Tibetan pulse readings will be offered from 1 to 2 p.m. and 4 to 6 p.m.
“The Berea College labor student who works with me in my community clinics was trained before she came to this country to go to Berea College as a Tibetan medicine practitioner,” Flannery said. “She actually worked in a clinic there in the same community where the Dahlia Lama has his headquarters.”
“She has a way of checking pulses on each wrist and giving you some sense of what might be helpful for you in terms of your health,” she said. “It’s very non-invasive and people seem to find it very useful.”
Qi gong demonstrations also will be conducted at noon and 5:30 p.m.
“We have a practitioner affiliated with WaysMeet who also is nurse practitioner who had studied in China several times to learn this form of moving meditation,” Flannery said. “It’s actually part of the health care system in China. It would be something that would be prescribed just like a medication for stress. It’s non-aerobic. It’s something older people in Asia often times do.”
Information also will be available on the theme of this year’s World Health Day, the effects of climate change on health, and there will be opportunities to learn more about the Berea Rain Barrel Festival, scheduled for April 26.

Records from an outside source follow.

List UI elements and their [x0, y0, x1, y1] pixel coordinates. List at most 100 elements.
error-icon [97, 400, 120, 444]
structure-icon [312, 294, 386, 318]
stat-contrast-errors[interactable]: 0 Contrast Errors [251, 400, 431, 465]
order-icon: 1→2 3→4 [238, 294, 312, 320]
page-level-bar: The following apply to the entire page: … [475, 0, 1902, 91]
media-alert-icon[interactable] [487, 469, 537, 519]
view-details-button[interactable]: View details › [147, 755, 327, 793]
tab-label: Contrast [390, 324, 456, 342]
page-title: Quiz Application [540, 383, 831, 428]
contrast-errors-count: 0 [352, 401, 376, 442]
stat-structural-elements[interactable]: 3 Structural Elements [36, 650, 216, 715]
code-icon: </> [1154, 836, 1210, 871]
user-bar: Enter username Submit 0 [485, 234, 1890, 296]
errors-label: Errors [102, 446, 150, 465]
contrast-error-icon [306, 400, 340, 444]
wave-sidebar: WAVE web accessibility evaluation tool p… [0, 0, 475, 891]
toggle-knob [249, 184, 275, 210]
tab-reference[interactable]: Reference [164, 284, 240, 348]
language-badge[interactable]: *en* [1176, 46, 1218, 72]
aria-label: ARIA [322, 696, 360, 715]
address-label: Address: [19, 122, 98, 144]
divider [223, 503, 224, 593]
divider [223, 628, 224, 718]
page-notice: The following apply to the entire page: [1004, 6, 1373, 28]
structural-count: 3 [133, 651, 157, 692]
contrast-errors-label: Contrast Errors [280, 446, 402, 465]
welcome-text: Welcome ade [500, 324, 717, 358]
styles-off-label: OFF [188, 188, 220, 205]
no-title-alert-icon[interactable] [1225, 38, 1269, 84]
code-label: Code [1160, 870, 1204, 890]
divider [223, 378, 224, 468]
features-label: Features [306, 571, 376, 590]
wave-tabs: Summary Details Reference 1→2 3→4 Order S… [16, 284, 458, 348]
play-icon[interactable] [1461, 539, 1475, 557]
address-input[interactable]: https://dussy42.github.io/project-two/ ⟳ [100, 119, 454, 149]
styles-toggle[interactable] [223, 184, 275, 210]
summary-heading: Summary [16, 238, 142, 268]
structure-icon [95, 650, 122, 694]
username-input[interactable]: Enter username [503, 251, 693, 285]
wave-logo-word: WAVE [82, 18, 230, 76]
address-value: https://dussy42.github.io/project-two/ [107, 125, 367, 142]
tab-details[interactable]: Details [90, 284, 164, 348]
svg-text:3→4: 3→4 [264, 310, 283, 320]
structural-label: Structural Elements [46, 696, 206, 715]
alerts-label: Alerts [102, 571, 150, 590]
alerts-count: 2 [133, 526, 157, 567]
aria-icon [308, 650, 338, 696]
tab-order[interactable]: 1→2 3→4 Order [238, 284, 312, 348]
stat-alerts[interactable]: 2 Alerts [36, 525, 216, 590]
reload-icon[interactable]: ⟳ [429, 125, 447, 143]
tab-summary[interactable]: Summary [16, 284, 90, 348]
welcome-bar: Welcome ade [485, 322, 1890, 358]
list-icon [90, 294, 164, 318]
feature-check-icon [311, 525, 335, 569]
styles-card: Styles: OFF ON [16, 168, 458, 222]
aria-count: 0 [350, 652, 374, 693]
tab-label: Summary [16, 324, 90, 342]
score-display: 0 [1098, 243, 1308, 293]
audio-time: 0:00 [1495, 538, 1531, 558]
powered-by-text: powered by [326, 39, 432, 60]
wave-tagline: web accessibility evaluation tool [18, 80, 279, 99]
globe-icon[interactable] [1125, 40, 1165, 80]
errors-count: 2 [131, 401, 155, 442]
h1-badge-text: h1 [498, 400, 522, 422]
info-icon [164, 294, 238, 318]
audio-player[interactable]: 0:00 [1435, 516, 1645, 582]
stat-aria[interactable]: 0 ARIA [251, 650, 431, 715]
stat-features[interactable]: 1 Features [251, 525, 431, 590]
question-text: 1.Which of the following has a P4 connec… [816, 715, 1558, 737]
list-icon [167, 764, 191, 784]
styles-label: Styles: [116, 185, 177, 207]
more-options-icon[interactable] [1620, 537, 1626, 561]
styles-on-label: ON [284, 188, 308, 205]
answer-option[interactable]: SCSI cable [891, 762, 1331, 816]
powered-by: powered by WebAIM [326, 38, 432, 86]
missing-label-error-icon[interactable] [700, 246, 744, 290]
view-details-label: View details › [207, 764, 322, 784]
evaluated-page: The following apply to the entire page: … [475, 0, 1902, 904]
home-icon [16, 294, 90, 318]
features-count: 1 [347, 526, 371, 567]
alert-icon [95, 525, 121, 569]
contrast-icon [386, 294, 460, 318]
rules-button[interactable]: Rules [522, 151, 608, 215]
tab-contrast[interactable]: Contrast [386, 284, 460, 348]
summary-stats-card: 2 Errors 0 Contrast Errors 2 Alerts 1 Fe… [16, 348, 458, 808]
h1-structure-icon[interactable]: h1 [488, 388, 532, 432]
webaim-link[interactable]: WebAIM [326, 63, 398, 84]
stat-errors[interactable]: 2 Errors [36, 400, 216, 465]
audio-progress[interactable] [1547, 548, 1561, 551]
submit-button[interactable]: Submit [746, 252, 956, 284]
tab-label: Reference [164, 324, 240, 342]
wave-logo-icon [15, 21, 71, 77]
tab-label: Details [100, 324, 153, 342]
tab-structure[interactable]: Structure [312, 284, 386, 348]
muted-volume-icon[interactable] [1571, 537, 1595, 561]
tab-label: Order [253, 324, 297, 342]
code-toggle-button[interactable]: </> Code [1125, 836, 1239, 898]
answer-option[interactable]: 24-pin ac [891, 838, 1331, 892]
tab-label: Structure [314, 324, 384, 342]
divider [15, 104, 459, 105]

All donations for services will support the work of Acupuncturists Without Borders, a nonprofit organization which provides free acupuncture to communities and individuals in crisis.
“I went to a training in January to be part of a team, and I was incredibly inspired by the way in which it can effectively complement what the Red Cross and the emergency workers offer in a situation like Hurricane Katrina,” Flannery said. “The nice thing about it is that it can be helpful not just for the people who are affected by the crisis, but also for the people responding to it. To me, it’s really powerful that you have a treatment that can apply to a community when the community has been stricken.”
No appointments are needed and parking is available in the Boone Tavern lot.